Hiddensee Ton in der Ostsee
Hiddensee getöpferte Schale am Strand

This treasure was found more or less by chance on Hiddensee around 1750 by the Swedish-Pomeranian chamber councillor Joachim Ulrich Giese. He had inherited a small trading company from his father and wanted to expand it. By finding clay on his own land, it was now to become a ceramic manufactory. In the 18th century, ceramics was an affordable alternative to Chinese porcelain and it did not take long before similar imitations were invented. One of these techniques is faience. The word is derived from the Italian town name Faenza and represents the place of origin of the (new) technique. The red or ochre/beige-colored ceramics are covered with a colored or white covering tin glaze and then bisqued. Because of this, the original clay color is almost covered. The remaining (red) shimmer was removed with a glaze bath of sand, potash, lead, tin and water and received a snow-white shard.

To give the ceramics the corresponding Asian porcelain-like look, additional motifs were painted directly onto the glaze. This was done either with sharp-fire colors (limited to blue, manganese, yellow, green, red, brown and black due to the high temperature) or with muffle colors (metal oxides mixed with finely powdered glass with a high lead and boric acid content).

Joachim Giese founded his Stralsund Faiencen Manufaktur in Tribseer Straße 24 a in 1755 and quickly became one of the largest ceramic manufacturers in the Baltic region. Giese owned the land on Hiddensee, on which he had the clay extracted. Thus, twelve employees work at the end mandrel and the Hucke to extract the clay. In the beginning, the protophysicist Bernhard Nicolaus Weigel regularly examined the composition of the clay. In Stralsund the purified clay was processed and exported to the world. Initially, two kilns were operated, later a third one was added - all three wood-fired. The faience production fed over a hundred people, because the demand for ceramics was very high at that time. In addition, faience tableware brought very good sales, because the production of porcelain was not yet very widespread.

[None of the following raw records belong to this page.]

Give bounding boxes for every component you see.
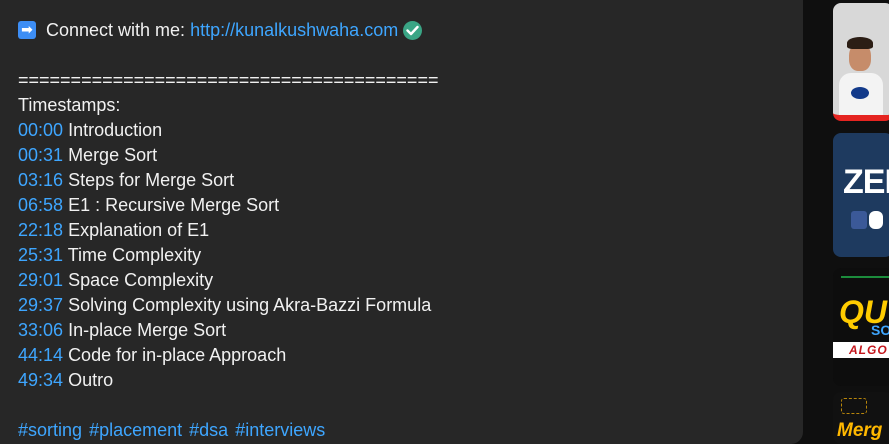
- timestamp-title: Explanation of E1: [68, 220, 210, 240]
- timestamp-item: 03:16 Steps for Merge Sort: [18, 168, 431, 193]
- hashtag-link[interactable]: #dsa: [189, 420, 228, 440]
- apple-logo-icon: [869, 211, 883, 229]
- separator-text: ========================================: [18, 70, 439, 90]
- hashtag-link[interactable]: #sorting: [18, 420, 82, 440]
- timestamp-link[interactable]: 29:37: [18, 295, 63, 315]
- related-video-thumbnail[interactable]: ZER: [833, 133, 889, 257]
- thumbnail-title: Merg: [837, 420, 883, 441]
- timestamp-link[interactable]: 29:01: [18, 270, 63, 290]
- timestamps-list: 00:00 Introduction 00:31 Merge Sort 03:1…: [18, 118, 431, 393]
- timestamp-item: 29:01 Space Complexity: [18, 268, 431, 293]
- array-graphic: [841, 276, 889, 284]
- timestamp-link[interactable]: 00:00: [18, 120, 63, 140]
- timestamp-title: Introduction: [68, 120, 163, 140]
- thumbnail-title: ZER: [843, 163, 889, 201]
- connect-label: Connect with me:: [46, 20, 186, 40]
- connect-line: ➡ Connect with me: http://kunalkushwaha.…: [18, 18, 423, 42]
- timestamp-item: 44:14 Code for in-place Approach: [18, 343, 431, 368]
- timestamp-item: 00:31 Merge Sort: [18, 143, 431, 168]
- timestamp-link[interactable]: 25:31: [18, 245, 63, 265]
- timestamp-item: 22:18 Explanation of E1: [18, 218, 431, 243]
- timestamp-title: In-place Merge Sort: [68, 320, 227, 340]
- timestamp-item: 00:00 Introduction: [18, 118, 431, 143]
- timestamp-item: 25:31 Time Complexity: [18, 243, 431, 268]
- timestamp-link[interactable]: 22:18: [18, 220, 63, 240]
- tree-graphic: [841, 398, 867, 414]
- timestamp-link[interactable]: 33:06: [18, 320, 63, 340]
- hashtag-link[interactable]: #interviews: [235, 420, 325, 440]
- timestamp-title: Merge Sort: [68, 145, 158, 165]
- related-video-thumbnail[interactable]: Merg: [833, 392, 889, 444]
- video-description-panel: ➡ Connect with me: http://kunalkushwaha.…: [0, 0, 803, 444]
- timestamp-item: 06:58 E1 : Recursive Merge Sort: [18, 193, 431, 218]
- right-arrow-icon: ➡: [18, 21, 36, 39]
- timestamp-item: 29:37 Solving Complexity using Akra-Bazz…: [18, 293, 431, 318]
- thumbnail-banner-text: ALGO: [849, 343, 888, 357]
- timestamp-title: E1 : Recursive Merge Sort: [68, 195, 280, 215]
- timestamp-title: Outro: [68, 370, 114, 390]
- timestamp-title: Space Complexity: [68, 270, 214, 290]
- timestamp-item: 33:06 In-place Merge Sort: [18, 318, 431, 343]
- related-video-thumbnail[interactable]: QU SO ALGO: [833, 268, 889, 386]
- hashtags-line: #sorting #placement #dsa #interviews: [18, 418, 327, 442]
- timestamp-title: Code for in-place Approach: [68, 345, 287, 365]
- person-hair-image: [847, 37, 873, 49]
- timestamp-link[interactable]: 06:58: [18, 195, 63, 215]
- nasa-logo-icon: [851, 87, 869, 99]
- timestamps-heading: Timestamps:: [18, 95, 121, 115]
- hashtag-link[interactable]: #placement: [89, 420, 182, 440]
- check-mark-icon: [403, 20, 423, 40]
- timestamp-title: Solving Complexity using Akra-Bazzi Form…: [68, 295, 432, 315]
- facebook-logo-icon: [851, 211, 867, 229]
- timestamp-link[interactable]: 49:34: [18, 370, 63, 390]
- timestamp-link[interactable]: 00:31: [18, 145, 63, 165]
- timestamp-item: 49:34 Outro: [18, 368, 431, 393]
- timestamp-title: Steps for Merge Sort: [68, 170, 235, 190]
- timestamp-title: Time Complexity: [67, 245, 202, 265]
- related-video-thumbnail[interactable]: [833, 3, 889, 121]
- timestamp-link[interactable]: 03:16: [18, 170, 63, 190]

One could admire the wealth generated in the Gieses' mansion on Hiddensee. The walls of one room were completely covered with faience tiles from our own manufactory, painted with bird and butterfly motifs. For the Stralsund faience factory coincided approximately with the age of the Rococo: The love of life, mobility and playfulness of this period were also reflected in the ceramic products.
In order not to get bogged down (Giese also owned a herring salt works, a cloth factory and a bank account), Giese sold the faience factory to Johann Ehrenreich in 1766. Johann Ehrenreich expanded it further and employed 77 workers in 1769. He was the largest employer in Stralsund and owned the largest faience manufactory in Central, Northern and North-Eastern Europe.

Hiddensee Fayencen-Keramik

This success story came to an abrupt end in 1770, when an explosion of the Kröpken Tower damaged the manufactory. The 22 surviving workers were partly paid with faience ceramics instead of money and the manufactory was forced into receivership by its creditors after several changes of ownership. In 1792 the ceramic faience manufacture came to an end and disappeared in the course of time. Today you can still admire some of the masterfully manufactured products in the local museum in Kloster and in Stralsund.
For example, a Hiddensee export product came to an untimely end and the clay was forgotten. The sea gnawed at the steep coast and the swallows made themselves at home in the sand layers in between.

We could hardly believe our luck on the beach and still on the spot we checked the condition and agree with Weigel: You can also do something with it on vacation!